Section 2: The annual membership dues shall be due and payable on the first day of January of each year.
Section 3: Dues shall be payable at the principal place of business or to the Treasurer of this Association.
Section 4: No one shall enjoy any of the privileges of membership until these dues have been paid. However, payment shall be received for purposes of full reinstatement of membership at any time during the calendar year.
Section 5: No one shall participate in any race sponsored by the Association unless he, she, or it is a paid up member of the Association.
ARTICLE 2
ANNUAL MEETING OF THE MEMBERS
Section 1: The annual meeting of the members shall be held at the Association’s principal place of business at such time as the President or the Board of Directors shall deem most convenient. If for any reason it is not convenient to hold the annual meeting of the members at the principal place of business the President or the Board of Directors may designate some other place for said meeting. The meeting shall be held for the purpose of electing the directors and for transacting any other business that may come before the meeting.
Section 2: Special meetings of the members may be called at any time for any purpose by the President or the Board of Directors.
 
Section 3: A written notice must be given to all members at least two weeks before all meetings of the members unless a member who is not given such notice signs a written waiver thereof at or before the said meeting. Any Officer of the Association shall be qualified to serve such notice; it must be given to the members personally or by mail. If such notice is given by mail it must be delivered to the post office sufficiently in advance so that it can reasonably be expected to reach the member at least two weeks before the meeting. Notice of race shall be deemed sufficient notice of membership meeting.

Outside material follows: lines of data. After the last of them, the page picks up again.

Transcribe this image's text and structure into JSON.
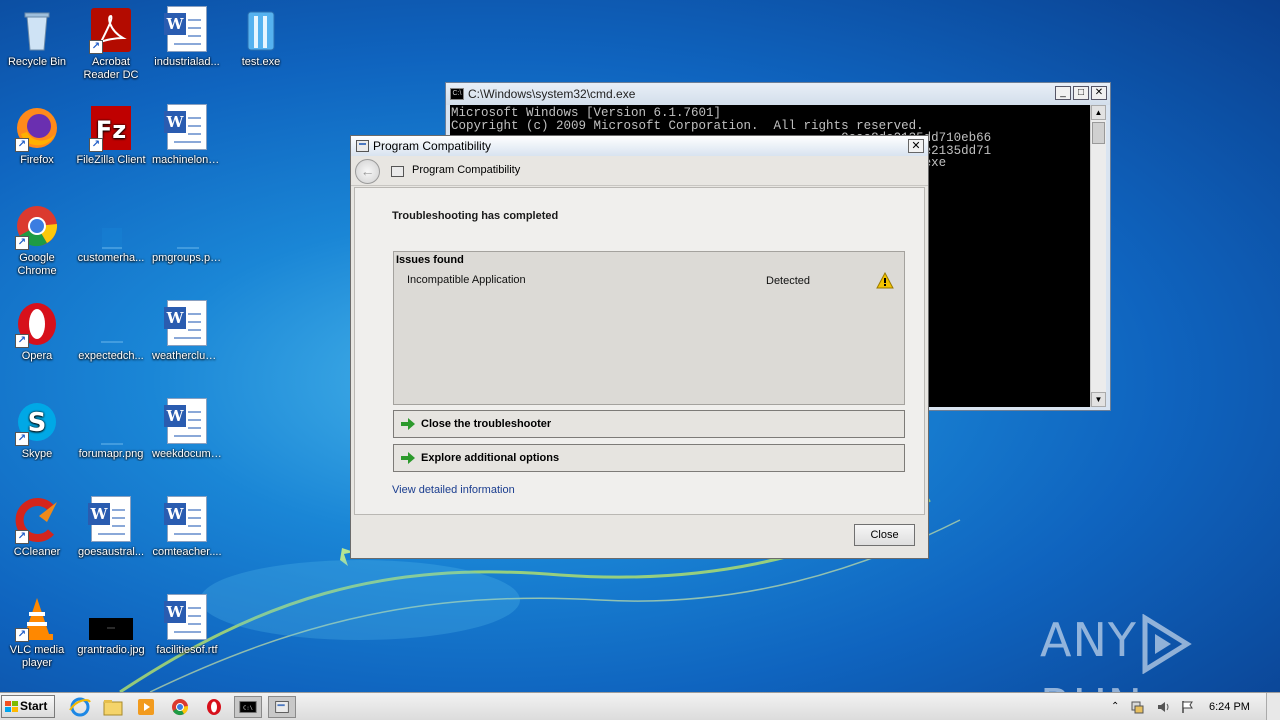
{
  "desktop": {
    "icons": [
      {
        "label": "Recycle Bin",
        "icon": "recycle-bin-icon"
      },
      {
        "label": "Acrobat Reader DC",
        "label_line1": "Acrobat",
        "label_line2": "Reader DC",
        "icon": "acrobat-icon"
      },
      {
        "label": "industrialad...",
        "icon": "word-document-icon"
      },
      {
        "label": "test.exe",
        "icon": "exe-icon"
      },
      {
        "label": "Firefox",
        "icon": "firefox-icon"
      },
      {
        "label": "FileZilla Client",
        "icon": "filezilla-icon"
      },
      {
        "label": "machinelond...",
        "icon": "word-document-icon"
      },
      {
        "label": "Google Chrome",
        "label_line1": "Google",
        "label_line2": "Chrome",
        "icon": "chrome-icon"
      },
      {
        "label": "customerha...",
        "icon": "image-file-icon"
      },
      {
        "label": "pmgroups.png",
        "icon": "image-file-icon"
      },
      {
        "label": "Opera",
        "icon": "opera-icon"
      },
      {
        "label": "expectedch...",
        "icon": "image-file-icon"
      },
      {
        "label": "weatherclub....",
        "icon": "word-document-icon"
      },
      {
        "label": "Skype",
        "icon": "skype-icon"
      },
      {
        "label": "forumapr.png",
        "icon": "image-file-icon"
      },
      {
        "label": "weekdocum....",
        "icon": "word-document-icon"
      },
      {
        "label": "CCleaner",
        "icon": "ccleaner-icon"
      },
      {
        "label": "goesaustral...",
        "icon": "word-document-icon"
      },
      {
        "label": "comteacher....",
        "icon": "word-document-icon"
      },
      {
        "label": "VLC media player",
        "label_line1": "VLC media",
        "label_line2": "player",
        "icon": "vlc-icon"
      },
      {
        "label": "grantradio.jpg",
        "icon": "image-file-icon"
      },
      {
        "label": "facilitiesof.rtf",
        "icon": "word-document-icon"
      }
    ]
  },
  "cmd": {
    "title": "C:\\Windows\\system32\\cmd.exe",
    "lines": [
      "Microsoft Windows [Version 6.1.7601]",
      "Copyright (c) 2009 Microsoft Corporation.  All rights reserved.",
      "",
      "                                                    0eaa8de2135dd710eb66",
      "",
      "                                                    2b7aa0eaa8de2135dd71",
      "                                                    sktop\\test.exe"
    ]
  },
  "dialog": {
    "title": "Program Compatibility",
    "nav_title": "Program Compatibility",
    "heading": "Troubleshooting has completed",
    "issues_header": "Issues found",
    "issues": [
      {
        "name": "Incompatible Application",
        "status": "Detected",
        "icon": "warning-icon"
      }
    ],
    "actions": [
      {
        "label": "Close the troubleshooter"
      },
      {
        "label": "Explore additional options"
      }
    ],
    "detail_link": "View detailed information",
    "close_label": "Close"
  },
  "watermark": {
    "text_left": "ANY",
    "text_right": "RUN"
  },
  "taskbar": {
    "start_label": "Start",
    "clock": "6:24 PM",
    "pinned": [
      "internet-explorer-icon",
      "explorer-icon",
      "media-player-icon",
      "chrome-icon",
      "opera-icon",
      "cmd-icon",
      "program-compatibility-icon"
    ]
  },
  "colors": {
    "desktop_blue": "#1a86d6",
    "console_bg": "#000000",
    "console_text": "#c0c0c0",
    "link": "#1a3d8f",
    "warning": "#f2c200",
    "action_arrow": "#2c9a2c"
  }
}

Section 4: No business may be conducted at any meeting of the members without two Officers and a quorum present. When Section 3 of this Article has been reasonably satisfied by a vote of the Directors present, a quorum may be constituted of those members and officers present and they may conduct the business for the meeting of the members.

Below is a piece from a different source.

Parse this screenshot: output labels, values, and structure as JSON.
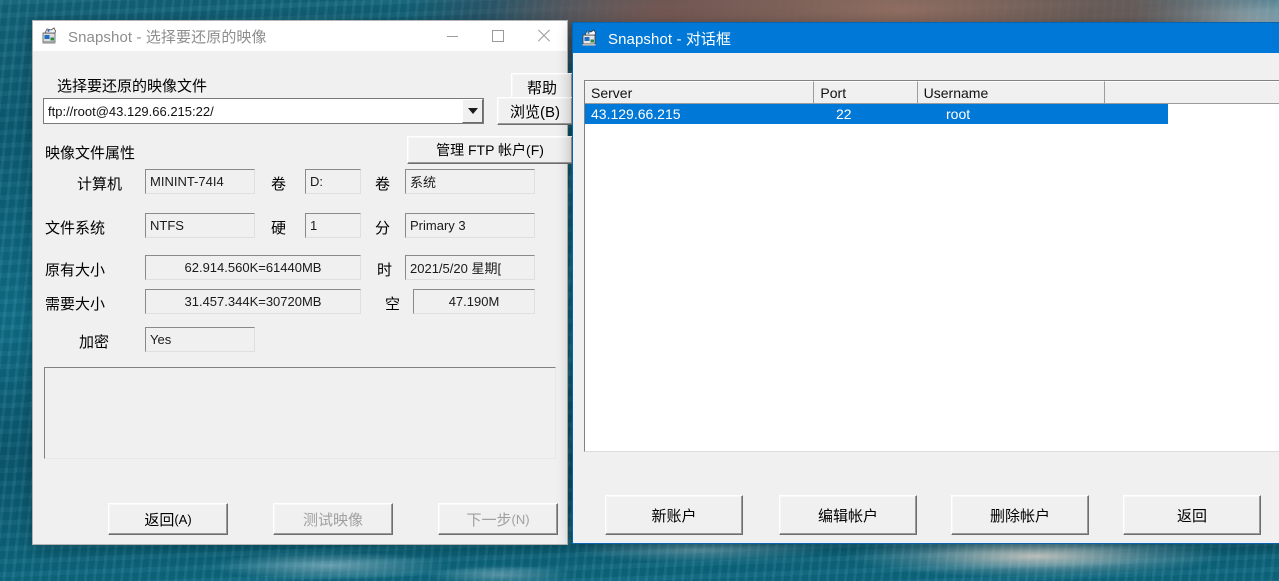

Section 5: Members may be represented by proxy provided the authority to exercise the proxy is in writing and such writing is presented to the Officers of the Association. Proxy authority is revocable. The proxy shall be used only to vote on items explicitly addressed in the notification of the Meeting of the Members. Only one proxy can be exercised by any representative.
ARTICLE 3
OFFICERS AND DIRECTORS
Section 1: The corporate powers, business, and property of the Association shall be exercised, conducted and controlled by the Board of Directors.
Section 2: The Board of Directors shall consist of three Officers ( a President, a Vice President, a Secretary-Treasurer) and six other Directors. These Officers or Directors shall be elected at annual meetings of the members.

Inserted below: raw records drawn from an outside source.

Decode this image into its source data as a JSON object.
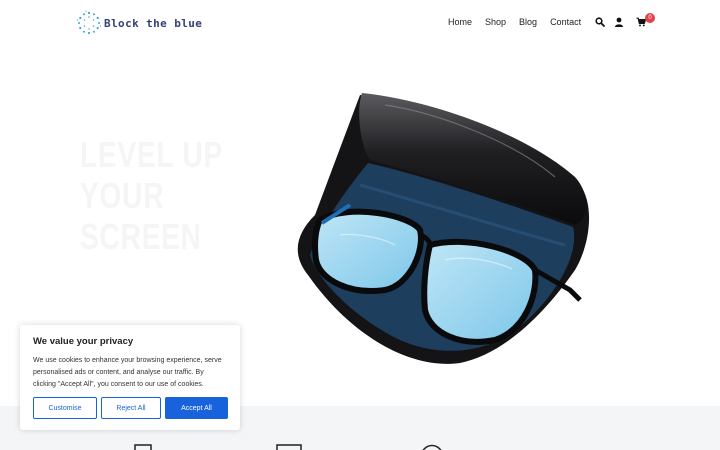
{
  "brand": {
    "name": "Block the blue"
  },
  "nav": {
    "items": [
      "Home",
      "Shop",
      "Blog",
      "Contact"
    ]
  },
  "header_icons": {
    "search": "search-icon",
    "account": "user-icon",
    "cart": "cart-icon"
  },
  "cart": {
    "count": "0",
    "badge_color": "#e0434b"
  },
  "hero": {
    "title_line1": "LEVEL UP YOUR",
    "title_line2": "SCREEN",
    "image": "blue-light-glasses-in-case"
  },
  "cookie": {
    "title": "We value your privacy",
    "text": "We use cookies to enhance your browsing experience, serve personalised ads or content, and analyse our traffic. By clicking \"Accept All\", you consent to our use of cookies.",
    "buttons": {
      "customise": "Customise",
      "reject": "Reject All",
      "accept": "Accept All"
    },
    "accent_color": "#1863dc"
  },
  "colors": {
    "brand_text": "#35407a",
    "features_bg": "#f4f5f7"
  }
}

Section 3: All members who are individual persons shall be qualified to serve as an Officer or Director. However, one representative of a corporation, association, or other organization may serve as an Officer or Director provided said corporation, association, or other organization is a member.
Section 4: The Officers term shall be two consecutive years. All elections shall be by ballot from nominations from the floor. A President shall be elected first. Then a Vice
 
President shall be elected. Then a Secretary-Treasurer shall be elected. Finally, the expired terms of the six remaining Directors shall be elected.
The President, Vice President and Secretary-Treasurer shall serve as Directors during their terms and one year following their term. The elected Directors shall serve three year terms.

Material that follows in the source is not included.